Published online by Cambridge University Press: 26 May 2017
ADAPTING TO THE WORLD ORDER
OKB: We are now in a situation where the eastern edge of the Europe-Asia landmass meets the western edge. It would be interesting at this point to discuss China again. Perhaps we can start with an article you wrote a while ago on China trying hard to adjust to a world order it had no part in creating.
That is in fact the process that China has been going through for a long time, starting with the Opium War, followed by the fall of the imperial system, then the rise of the Kuomintang, and then the triumph of Mao. It was Deng Xiaoping's reforms after 1978 that finally brought remarkable economic growth to the country. All this took a hundred and seventy years. But now, in its new position of power and influence, functioning well at the global level in all areas becomes extremely important for China. There is also a fall in confidence in the West, which in a way opens up space for the Chinese to actually tweak the world order wherever they can. This begs the question: to what extent is Confucianism — or Confucian thinking — still at play here? After all, in the bigger scheme of things, communism will probably just be seen as an anomaly.

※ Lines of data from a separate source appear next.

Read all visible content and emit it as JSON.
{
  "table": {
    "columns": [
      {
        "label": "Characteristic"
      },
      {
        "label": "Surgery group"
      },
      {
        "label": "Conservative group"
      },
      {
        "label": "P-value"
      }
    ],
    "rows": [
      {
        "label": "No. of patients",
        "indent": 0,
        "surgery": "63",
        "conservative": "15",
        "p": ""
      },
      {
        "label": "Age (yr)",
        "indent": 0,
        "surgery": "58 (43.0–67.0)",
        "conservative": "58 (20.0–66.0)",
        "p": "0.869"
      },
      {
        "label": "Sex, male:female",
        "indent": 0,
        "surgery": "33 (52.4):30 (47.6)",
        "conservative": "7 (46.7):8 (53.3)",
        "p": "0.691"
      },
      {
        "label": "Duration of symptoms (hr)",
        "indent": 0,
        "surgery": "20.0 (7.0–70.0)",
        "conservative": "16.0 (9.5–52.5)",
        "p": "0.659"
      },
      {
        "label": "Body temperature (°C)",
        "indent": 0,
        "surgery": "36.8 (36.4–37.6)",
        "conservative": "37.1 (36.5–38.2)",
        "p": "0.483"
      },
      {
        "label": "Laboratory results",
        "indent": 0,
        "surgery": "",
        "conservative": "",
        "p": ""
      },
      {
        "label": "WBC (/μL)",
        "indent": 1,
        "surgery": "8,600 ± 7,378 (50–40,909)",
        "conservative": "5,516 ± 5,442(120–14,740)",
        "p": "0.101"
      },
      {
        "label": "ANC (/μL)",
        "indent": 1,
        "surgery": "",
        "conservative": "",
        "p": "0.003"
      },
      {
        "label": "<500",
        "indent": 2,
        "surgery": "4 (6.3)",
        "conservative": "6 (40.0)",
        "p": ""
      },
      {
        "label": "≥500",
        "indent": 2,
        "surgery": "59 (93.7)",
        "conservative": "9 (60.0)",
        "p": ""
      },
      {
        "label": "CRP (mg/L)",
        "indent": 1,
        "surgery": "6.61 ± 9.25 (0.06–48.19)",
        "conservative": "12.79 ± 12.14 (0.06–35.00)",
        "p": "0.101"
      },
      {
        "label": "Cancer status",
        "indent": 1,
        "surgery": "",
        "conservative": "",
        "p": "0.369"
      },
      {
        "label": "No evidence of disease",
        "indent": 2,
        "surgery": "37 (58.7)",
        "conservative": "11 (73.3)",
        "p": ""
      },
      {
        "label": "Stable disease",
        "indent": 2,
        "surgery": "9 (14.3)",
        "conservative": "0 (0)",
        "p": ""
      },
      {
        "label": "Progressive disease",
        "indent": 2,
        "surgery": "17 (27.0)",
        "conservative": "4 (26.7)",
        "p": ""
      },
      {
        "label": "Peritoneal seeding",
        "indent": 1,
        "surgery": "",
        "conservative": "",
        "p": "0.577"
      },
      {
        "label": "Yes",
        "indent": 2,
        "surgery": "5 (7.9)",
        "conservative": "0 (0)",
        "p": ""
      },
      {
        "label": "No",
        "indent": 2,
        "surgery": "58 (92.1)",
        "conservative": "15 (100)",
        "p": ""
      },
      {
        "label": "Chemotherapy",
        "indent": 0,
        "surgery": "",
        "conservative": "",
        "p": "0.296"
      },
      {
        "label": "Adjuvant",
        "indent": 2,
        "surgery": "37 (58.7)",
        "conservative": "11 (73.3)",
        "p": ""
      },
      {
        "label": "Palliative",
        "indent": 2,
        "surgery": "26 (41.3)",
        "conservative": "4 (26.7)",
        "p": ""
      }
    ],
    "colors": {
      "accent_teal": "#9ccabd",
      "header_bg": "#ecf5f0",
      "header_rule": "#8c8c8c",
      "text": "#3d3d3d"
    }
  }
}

You told me the other day that you see yourself as a Confucian, and that you were raised that way. I'm one of those who believe that the contribution that Confucian thinking can bring to modern life is actually quite enormous. But because of colonialism and the rise of Western science and technology, whatever knowledge that was not Western was pushed aside as being essentially misguided. I am hoping to hear your views on that.
Also, China is now ranked the second-largest economy, and aiming to be first. But we know for a fact that the American system is much more stable, and even if it should someday rank only second in terms of certain statistical figures, it's got strong institutions and it's got impressive unity in ideology. On the Chinese side, things are rather chaotic and fragile.